Flanked by the Koʻolau and Wai‘anae mountain ranges, the hot, sunbaked ʻEwa Plain runs up and down the center of O‘ahu. Once covered with sandalwood forests (hacked down for the China trade) and later the sugarcane and pineapple backbone of Hawai‘i, ʻEwa today sports a new crop: suburban houses stretching to the sea. But let your eye wander west to the Wai‘anae Range and Mount Kaʻala, at 4,020 feet the highest summit on O‘ahu; up there in the misty rainforest, native birds thrive in the hummocky bog.
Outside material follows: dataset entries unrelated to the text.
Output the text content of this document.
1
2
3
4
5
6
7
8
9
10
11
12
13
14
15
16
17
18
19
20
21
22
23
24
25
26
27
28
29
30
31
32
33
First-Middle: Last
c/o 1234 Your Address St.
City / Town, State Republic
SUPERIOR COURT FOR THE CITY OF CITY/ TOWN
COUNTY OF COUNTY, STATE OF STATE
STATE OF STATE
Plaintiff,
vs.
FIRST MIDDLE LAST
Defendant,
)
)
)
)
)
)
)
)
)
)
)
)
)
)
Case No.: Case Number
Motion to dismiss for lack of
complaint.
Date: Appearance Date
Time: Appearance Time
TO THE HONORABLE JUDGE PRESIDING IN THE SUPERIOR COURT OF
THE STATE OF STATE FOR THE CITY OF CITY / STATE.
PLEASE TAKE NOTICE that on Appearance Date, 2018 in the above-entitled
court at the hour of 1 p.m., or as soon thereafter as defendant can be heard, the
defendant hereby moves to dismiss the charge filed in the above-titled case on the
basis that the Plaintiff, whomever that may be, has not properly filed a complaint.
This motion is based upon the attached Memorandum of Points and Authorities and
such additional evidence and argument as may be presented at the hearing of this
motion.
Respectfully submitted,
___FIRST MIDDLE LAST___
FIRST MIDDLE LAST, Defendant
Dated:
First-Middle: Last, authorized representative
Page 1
In 1914, the U.S. Army pitched a tent camp on the plain; author James Jones would later call Schofield Barracks “the most beautiful army post in the world.” Hollywood filmed Jones’s From Here to Eternity here.

Leeward O‘ahu: The Wai‘anae Coast

The west coast of O‘ahu is a hot and dry place of dramatic beauty: white-sand beaches bordering the deep-blue ocean, steep verdant green cliffs, and miles of Mother Nature’s wildness. Tourist services are concentrated in Ko Olina Resort, which has a Disney hotel and a brand-new Four Seasons, pricey resort restaurants, golf course, marina, and wedding chapel, should you want to get hitched. This side of O‘ahu less visited—though that could change as Ko Olina lures visitors from Waikīkī—except by surfers bound for Mākaha Beach and those coming to see needle-nose Ka‘ena Point (the island’s westernmost outpost), which has a coastal wilderness park.

Note: This information was accurate when it was published, but can change without notice. Please be sure to confirm all rates and details directly with the companies in question before planning your trip.